Was ist RevOps? Revenue Operations einfach erklärt
RevOps (Revenue Operations) ist ein Betriebsmodell, das Marketing, Vertrieb und Kundenservice unter einem gemeinsamen Umsatzziel vereint. Statt drei getrennter Abteilungen mit eigenen Zahlen, Tools und Prozessen entsteht ein durchgaengiger Umsatzprozess entlang der gesamten Kundenreise, gesteuert mit gemeinsamen Daten und klaren Verantwortlichkeiten.
Aktualisiert: Juni 2026
Der Begriff klingt nach Konzern, doch das Prinzip passt gerade fuer kleinere Firmen. Gartner sagt voraus, dass bis 2025 rund 75 Prozent der am schnellsten wachsenden Unternehmen weltweit ein RevOps-Modell einsetzen werden, gegenueber weniger als 30 Prozent zuvor (Gartner, Pressemitteilung 2021).
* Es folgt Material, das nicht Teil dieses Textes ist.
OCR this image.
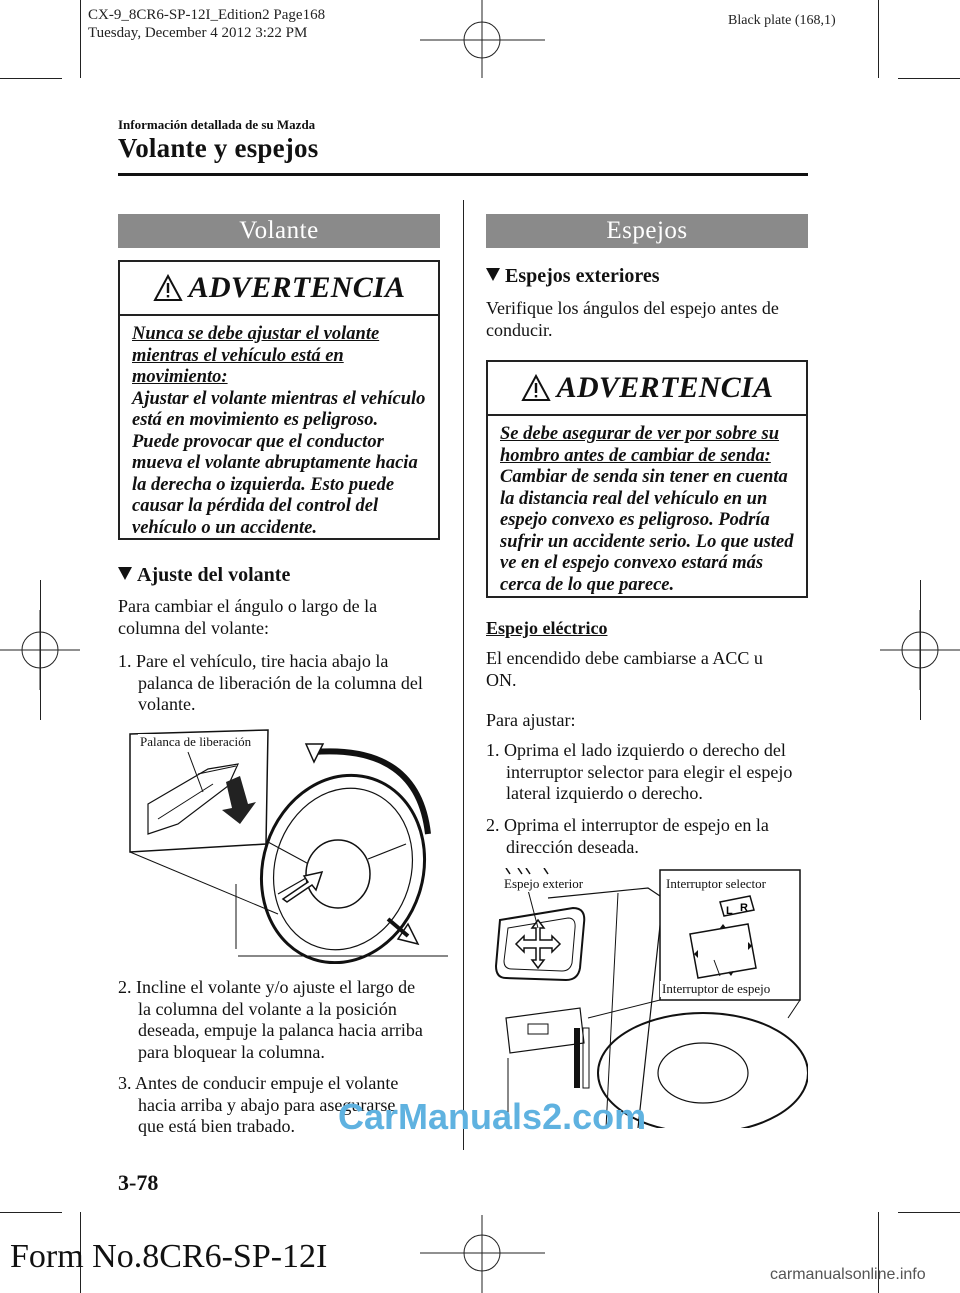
CX-9_8CR6-SP-12I_Edition2 Page168
Tuesday, December 4 2012 3:22 PM
Black plate (168,1)
Información detallada de su Mazda
Volante y espejos
Volante
ADVERTENCIA
Nunca se debe ajustar el volante
mientras el vehículo está en
movimiento:
Ajustar el volante mientras el vehículo
está en movimiento es peligroso.
Puede provocar que el conductor
mueva el volante abruptamente hacia
la derecha o izquierda. Esto puede
causar la pérdida del control del
vehículo o un accidente.
Ajuste del volante
Para cambiar el ángulo o largo de la
columna del volante:
1. Pare el vehículo, tire hacia abajo la
palanca de liberación de la columna del
volante.
Palanca de liberación
2. Incline el volante y/o ajuste el largo de
la columna del volante a la posición
deseada, empuje la palanca hacia arriba
para bloquear la columna.
3. Antes de conducir empuje el volante
hacia arriba y abajo para asegurarse
que está bien trabado.
Espejos
Espejos exteriores
Verifique los ángulos del espejo antes de
conducir.
ADVERTENCIA
Se debe asegurar de ver por sobre su
hombro antes de cambiar de senda:
Cambiar de senda sin tener en cuenta
la distancia real del vehículo en un
espejo convexo es peligroso. Podría
sufrir un accidente serio. Lo que usted
ve en el espejo convexo estará más
cerca de lo que parece.
Espejo eléctrico
El encendido debe cambiarse a ACC u
ON.
Para ajustar:
1. Oprima el lado izquierdo o derecho del
interruptor selector para elegir el espejo
lateral izquierdo o derecho.
2. Oprima el interruptor de espejo en la
dirección deseada.
L R
Espejo exterior	Interruptor selector
Interruptor de espejo
3-78
Form No.8CR6-SP-12I
CarManuals2.com
carmanualsonline.info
Mit anderen Worten: Die Trennung von Marketing, Verkauf und Service ist kein Naturgesetz, sondern ein Reibungsverlust, den wachstumsstarke Firmen bewusst abschaffen.
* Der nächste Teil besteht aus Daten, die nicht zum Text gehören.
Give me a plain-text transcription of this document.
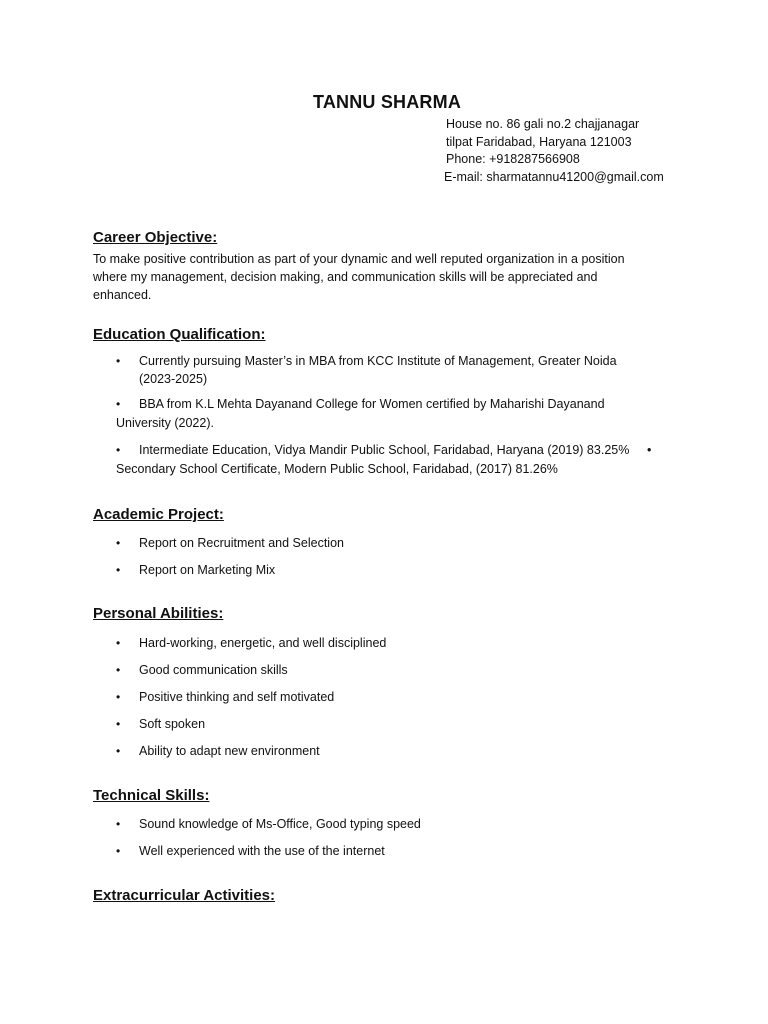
TANNU SHARMA
House no. 86 gali no.2 chajjanagar
tilpat Faridabad, Haryana 121003
Phone: +918287566908
E-mail: sharmatannu41200@gmail.com
Career Objective:
To make positive contribution as part of your dynamic and well reputed organization in a position
where my management, decision making, and communication skills will be appreciated and
enhanced.
Education Qualification:
• Currently pursuing Master’s in MBA from KCC Institute of Management, Greater Noida
(2023-2025)
• BBA from K.L Mehta Dayanand College for Women certified by Maharishi Dayanand
University (2022).
• Intermediate Education, Vidya Mandir Public School, Faridabad, Haryana (2019) 83.25% •
Secondary School Certificate, Modern Public School, Faridabad, (2017) 81.26%
Academic Project:
• Report on Recruitment and Selection
• Report on Marketing Mix
Personal Abilities:
• Hard-working, energetic, and well disciplined
• Good communication skills
• Positive thinking and self motivated
• Soft spoken
• Ability to adapt new environment
Technical Skills:
• Sound knowledge of Ms-Office, Good typing speed
• Well experienced with the use of the internet
Extracurricular Activities:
Was bedeutet RevOps konkret?
RevOps richtet alle umsatzrelevanten Funktionen auf einen einzigen Prozess aus: gemeinsame Daten, gemeinsame Definitionen, gemeinsame Ziele. Es ist kein neues Tool und keine zusaetzliche Abteilung, sondern eine Art, wie Marketing, Vertrieb und Service zusammenarbeiten, damit aus einem Interessenten am Ende zufriedene Kundschaft wird.
Gartner definiert Revenue Operations als ein durchgaengiges Modell, das die Kundeninteraktion ueber alle Funktionen hinweg vereint, indem es Menschen, Prozesse und Technologie integriert (Gartner Sales Glossary). In der Praxis heisst das: Eine Anfrage faellt nicht zwischen Marketing und Vertrieb durch, ein Upsell wird nicht vergessen, und niemand streitet darueber, wessen Zahl jetzt stimmt.
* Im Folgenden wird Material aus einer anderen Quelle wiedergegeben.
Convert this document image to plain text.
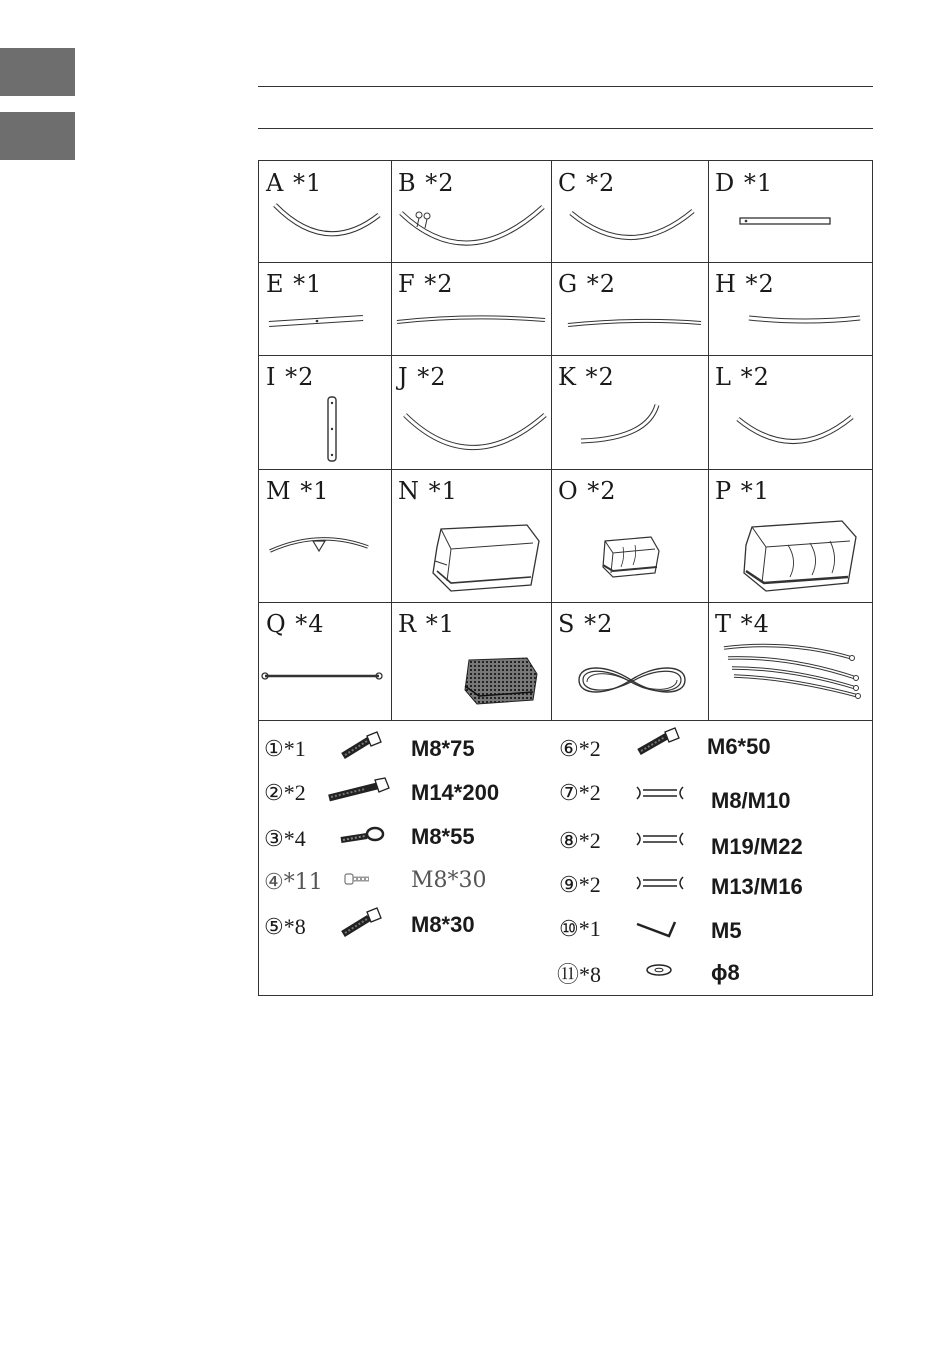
A *1	B *2	C *2	D *1
E *1	F *2	G *2	H *2
I *2	J *2	K *2	L *2
M *1	N *1	O *2	P *1
Q *4	R *1	S *2	T *4
①*1	M8*75
②*2	M14*200
③*4	M8*55
④*11	M8*30
⑤*8	M8*30
⑥*2	M6*50
⑦*2	M8/M10
⑧*2	M19/M22
⑨*2	M13/M16
⑩*1	M5
⑪*8	ϕ8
Der Kern lautet: Ein Umsatzprozess, eine Datenbasis, eine gemeinsame Verantwortung. Wenn du wissen willst, wo ein CRM in dieses Bild passt, hilft unser Grundlagenartikel Was ist ein CRM fuer Schweizer KMU.
Warum ist RevOps fuer KMU ueberhaupt relevant?
Weil die Probleme, die RevOps loest, in kleinen Firmen genauso auftreten wie in grossen. Wenn Marketing Leads sammelt, der Verkauf sie nicht nachfasst und der Service nicht weiss, was versprochen wurde, verliert man Umsatz, oft ohne es zu merken. RevOps macht diese Luecken sichtbar und schliesst sie.
In der Schweiz gibt es laut KMU-Portal des Bundes rund 600'000 aktive KMU, und etwa die Haelfte der Betriebe nutzt bereits ein CRM (kmu.admin.ch / SECO, 2025). Wer Daten an einem Ort haelt, hat die Voraussetzung fuer RevOps bereits geschaffen, der naechste Schritt ist, die Teams an denselben Zahlen auszurichten.
Typische Reibungsverluste ohne RevOps
- Marketing misst Klicks, der Vertrieb misst Abschluesse, niemand misst den ganzen Weg.
- Leads werden weitergereicht, aber nicht nachverfolgt, und versanden.
- Der Service erfaehrt erst beim ersten Problem, was im Verkauf versprochen wurde.
- Drei Tools, drei Wahrheiten, endlose Diskussionen ueber die korrekte Zahl.
Gerade kleinere Teams koennen sich solche Reibung am wenigsten leisten, weil oft dieselben Personen mehrere Rollen tragen.
Aus welchen Bausteinen besteht RevOps?
RevOps ruht auf drei Saeulen: Menschen, Prozesse und Technologie. Diese drei muessen auf ein gemeinsames Umsatzziel ausgerichtet sein. Fehlt eine Saeule, kippt das Modell, dann bleibt es bei guten Absichten ohne messbaren Effekt.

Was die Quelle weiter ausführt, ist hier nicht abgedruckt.